Pada suatu subuh, bersama dengking jerit Yu Asih yang menggegar seisi desa, Mang Sonip melarikan diri dari rumah dengan membawa serta si sulung dalam pelariannya. Sejak saat itu, Yu Asih mengurung diri di dalam kamar tanpa pernah keluar. Ratih yang terus-terusan menangis terpaksa harus diasuh sementara oleh bibinya. Pada hari ketiga sejak Mang Sonip hilang, Yu Asih tak ditemukan di kamarnya. Seluruh tetangga dan sanak keluarga mencarinya di jalan-jalan raya, di pelosok-pelosok desa, dan bahkan ada yang langsung melapor ke polisi. Dua hari berlalu, Yu Asih ditemukan mengambang di bawah kolong jembatan. Tangannya menggenggam sepucuk surat yang sudah lusuh dan luntur. Isinya kurang lebih bertuliskan demikian, meskipun terdapat satu kata yang sudah tak lagi terbaca.

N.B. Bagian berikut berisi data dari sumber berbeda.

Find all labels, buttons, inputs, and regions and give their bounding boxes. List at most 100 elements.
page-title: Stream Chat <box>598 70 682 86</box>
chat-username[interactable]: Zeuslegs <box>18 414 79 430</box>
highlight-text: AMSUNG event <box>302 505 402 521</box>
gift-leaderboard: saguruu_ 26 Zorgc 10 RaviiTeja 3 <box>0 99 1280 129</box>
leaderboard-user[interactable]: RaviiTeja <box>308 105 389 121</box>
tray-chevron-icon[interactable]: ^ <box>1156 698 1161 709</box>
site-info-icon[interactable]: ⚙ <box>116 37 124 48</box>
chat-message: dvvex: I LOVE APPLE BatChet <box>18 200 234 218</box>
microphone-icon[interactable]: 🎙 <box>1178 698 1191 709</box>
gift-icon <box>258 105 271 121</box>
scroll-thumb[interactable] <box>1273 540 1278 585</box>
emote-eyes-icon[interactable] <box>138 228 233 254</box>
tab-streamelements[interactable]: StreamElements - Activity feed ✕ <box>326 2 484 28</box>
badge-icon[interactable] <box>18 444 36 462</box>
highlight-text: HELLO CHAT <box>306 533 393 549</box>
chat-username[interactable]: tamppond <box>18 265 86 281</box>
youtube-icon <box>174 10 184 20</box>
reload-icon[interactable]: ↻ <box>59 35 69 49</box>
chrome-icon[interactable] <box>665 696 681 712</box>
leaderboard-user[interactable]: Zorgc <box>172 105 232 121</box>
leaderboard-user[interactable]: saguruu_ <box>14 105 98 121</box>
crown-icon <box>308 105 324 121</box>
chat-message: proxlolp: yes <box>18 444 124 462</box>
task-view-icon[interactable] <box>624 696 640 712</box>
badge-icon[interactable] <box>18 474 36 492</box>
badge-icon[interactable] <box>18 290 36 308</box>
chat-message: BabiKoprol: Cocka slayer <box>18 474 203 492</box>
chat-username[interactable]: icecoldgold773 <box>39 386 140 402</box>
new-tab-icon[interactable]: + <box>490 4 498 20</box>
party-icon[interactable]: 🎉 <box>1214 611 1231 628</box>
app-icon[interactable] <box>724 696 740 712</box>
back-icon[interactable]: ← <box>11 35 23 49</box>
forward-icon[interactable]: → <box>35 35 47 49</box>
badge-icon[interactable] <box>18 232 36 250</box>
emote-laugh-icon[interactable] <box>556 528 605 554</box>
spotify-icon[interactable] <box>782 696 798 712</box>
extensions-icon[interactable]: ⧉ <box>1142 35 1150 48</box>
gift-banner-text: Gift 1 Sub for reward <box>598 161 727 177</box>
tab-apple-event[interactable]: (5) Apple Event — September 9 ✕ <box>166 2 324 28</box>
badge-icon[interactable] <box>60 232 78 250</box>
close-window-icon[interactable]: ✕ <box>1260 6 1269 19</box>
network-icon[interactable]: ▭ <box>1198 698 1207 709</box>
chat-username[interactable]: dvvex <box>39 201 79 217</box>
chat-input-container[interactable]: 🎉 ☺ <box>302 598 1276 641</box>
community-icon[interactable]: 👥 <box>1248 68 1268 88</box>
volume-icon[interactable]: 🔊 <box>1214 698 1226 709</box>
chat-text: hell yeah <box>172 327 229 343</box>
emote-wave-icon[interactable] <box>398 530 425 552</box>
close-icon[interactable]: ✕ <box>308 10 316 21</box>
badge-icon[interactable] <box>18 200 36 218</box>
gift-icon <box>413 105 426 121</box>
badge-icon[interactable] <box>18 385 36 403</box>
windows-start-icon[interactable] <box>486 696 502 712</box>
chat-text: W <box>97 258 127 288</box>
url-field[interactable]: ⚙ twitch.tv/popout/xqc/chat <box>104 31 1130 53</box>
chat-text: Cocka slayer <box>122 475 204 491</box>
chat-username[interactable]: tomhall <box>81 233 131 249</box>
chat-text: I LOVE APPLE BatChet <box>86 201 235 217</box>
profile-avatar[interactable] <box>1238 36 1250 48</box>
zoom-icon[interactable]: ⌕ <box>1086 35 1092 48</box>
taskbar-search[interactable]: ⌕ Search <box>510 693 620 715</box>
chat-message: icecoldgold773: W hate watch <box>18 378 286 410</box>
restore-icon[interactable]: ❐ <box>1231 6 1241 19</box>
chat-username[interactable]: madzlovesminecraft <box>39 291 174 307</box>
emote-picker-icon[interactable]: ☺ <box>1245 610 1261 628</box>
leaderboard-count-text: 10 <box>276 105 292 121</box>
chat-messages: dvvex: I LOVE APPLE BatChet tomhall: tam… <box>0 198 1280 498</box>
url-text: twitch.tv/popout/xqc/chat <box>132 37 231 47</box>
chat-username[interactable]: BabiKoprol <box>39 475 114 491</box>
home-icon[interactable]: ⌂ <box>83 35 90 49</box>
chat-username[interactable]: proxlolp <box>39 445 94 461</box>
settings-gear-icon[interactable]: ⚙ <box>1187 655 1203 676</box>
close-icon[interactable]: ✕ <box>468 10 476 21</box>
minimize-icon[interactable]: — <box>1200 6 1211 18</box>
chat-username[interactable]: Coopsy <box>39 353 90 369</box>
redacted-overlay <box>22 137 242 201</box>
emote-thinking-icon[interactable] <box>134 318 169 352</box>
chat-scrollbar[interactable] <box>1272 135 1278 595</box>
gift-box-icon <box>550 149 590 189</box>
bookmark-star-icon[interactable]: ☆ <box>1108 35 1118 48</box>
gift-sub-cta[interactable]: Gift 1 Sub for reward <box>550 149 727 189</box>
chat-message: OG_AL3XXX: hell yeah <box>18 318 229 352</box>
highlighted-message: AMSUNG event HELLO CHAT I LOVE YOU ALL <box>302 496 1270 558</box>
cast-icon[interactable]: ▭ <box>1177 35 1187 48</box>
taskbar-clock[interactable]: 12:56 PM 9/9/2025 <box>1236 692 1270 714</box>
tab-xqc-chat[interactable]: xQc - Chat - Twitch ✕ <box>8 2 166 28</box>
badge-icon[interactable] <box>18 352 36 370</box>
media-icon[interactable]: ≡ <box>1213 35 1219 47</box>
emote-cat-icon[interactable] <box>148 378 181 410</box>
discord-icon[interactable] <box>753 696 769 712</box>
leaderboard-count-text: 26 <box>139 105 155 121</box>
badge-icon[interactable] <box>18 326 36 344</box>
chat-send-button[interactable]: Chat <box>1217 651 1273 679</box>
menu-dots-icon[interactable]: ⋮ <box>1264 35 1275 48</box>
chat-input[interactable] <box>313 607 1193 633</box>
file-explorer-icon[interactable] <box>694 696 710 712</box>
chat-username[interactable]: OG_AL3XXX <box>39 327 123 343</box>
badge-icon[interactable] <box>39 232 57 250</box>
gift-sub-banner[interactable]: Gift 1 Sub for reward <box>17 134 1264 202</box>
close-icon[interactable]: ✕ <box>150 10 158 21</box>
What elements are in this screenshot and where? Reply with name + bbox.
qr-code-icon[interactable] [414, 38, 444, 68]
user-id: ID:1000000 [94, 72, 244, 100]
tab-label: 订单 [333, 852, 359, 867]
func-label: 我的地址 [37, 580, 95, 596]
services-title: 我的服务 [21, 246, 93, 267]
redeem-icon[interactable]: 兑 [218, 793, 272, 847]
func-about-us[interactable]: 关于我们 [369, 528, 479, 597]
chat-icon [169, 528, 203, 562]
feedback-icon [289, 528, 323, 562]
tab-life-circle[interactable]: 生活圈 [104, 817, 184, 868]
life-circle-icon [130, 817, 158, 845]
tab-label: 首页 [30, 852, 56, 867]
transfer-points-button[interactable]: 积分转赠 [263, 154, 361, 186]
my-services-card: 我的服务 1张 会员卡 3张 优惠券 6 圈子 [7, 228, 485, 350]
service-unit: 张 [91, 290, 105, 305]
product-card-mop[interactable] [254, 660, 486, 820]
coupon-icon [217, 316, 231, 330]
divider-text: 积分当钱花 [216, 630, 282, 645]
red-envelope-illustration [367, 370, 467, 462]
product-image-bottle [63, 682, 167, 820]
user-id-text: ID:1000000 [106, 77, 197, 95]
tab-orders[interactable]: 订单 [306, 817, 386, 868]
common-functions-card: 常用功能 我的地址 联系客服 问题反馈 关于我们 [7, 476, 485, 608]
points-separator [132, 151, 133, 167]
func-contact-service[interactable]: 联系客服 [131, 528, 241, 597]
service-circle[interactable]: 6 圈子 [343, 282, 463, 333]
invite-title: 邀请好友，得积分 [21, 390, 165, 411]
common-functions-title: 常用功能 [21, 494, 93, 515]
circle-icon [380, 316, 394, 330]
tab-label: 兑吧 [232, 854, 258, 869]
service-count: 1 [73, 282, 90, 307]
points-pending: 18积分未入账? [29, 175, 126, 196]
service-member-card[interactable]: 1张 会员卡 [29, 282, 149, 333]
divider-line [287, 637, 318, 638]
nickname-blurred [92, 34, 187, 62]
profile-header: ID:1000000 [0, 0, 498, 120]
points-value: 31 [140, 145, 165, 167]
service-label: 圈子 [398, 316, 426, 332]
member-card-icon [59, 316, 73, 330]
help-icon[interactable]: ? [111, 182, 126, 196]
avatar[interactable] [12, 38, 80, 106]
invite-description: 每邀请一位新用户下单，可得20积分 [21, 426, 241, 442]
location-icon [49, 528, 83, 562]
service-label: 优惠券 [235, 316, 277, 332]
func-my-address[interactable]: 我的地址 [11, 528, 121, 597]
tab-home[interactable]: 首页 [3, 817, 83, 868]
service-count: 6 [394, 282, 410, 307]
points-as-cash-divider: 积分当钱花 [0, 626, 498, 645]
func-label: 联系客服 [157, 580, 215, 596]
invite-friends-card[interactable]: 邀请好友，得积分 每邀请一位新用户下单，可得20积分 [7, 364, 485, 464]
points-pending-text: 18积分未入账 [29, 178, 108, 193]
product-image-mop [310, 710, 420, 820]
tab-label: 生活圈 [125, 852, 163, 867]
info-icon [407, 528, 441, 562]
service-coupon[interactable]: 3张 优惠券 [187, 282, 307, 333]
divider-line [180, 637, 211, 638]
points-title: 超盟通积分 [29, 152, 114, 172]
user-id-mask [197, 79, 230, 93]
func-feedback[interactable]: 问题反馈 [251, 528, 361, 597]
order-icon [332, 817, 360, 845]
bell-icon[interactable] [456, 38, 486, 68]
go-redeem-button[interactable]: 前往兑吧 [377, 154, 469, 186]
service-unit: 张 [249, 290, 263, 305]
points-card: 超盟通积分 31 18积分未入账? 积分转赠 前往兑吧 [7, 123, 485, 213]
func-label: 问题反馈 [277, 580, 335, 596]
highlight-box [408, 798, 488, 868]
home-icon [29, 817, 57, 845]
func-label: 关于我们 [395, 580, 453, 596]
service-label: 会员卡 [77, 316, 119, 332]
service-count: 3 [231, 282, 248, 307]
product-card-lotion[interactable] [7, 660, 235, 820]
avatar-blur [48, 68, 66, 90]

'Izinkan aku me... Anton.'
Kemudian, aku, Kasan, dan Yu Sarti mendengarkan suara toa yang melengking dari kejauhan.
“Innalillahi wainna....Ngiiiiikkk! Ngiiiiik! Ingkang bade milet....Ngiiiik!”
“Sudah
tahu toa rusak, suaranya tetap saja dinyaringkan!” dumel Yu Sarti.
Belum sempat Kasan memesan apapun, aku segera mengajaknya pulang untuk ikut menyalati jenazah Yu Asih.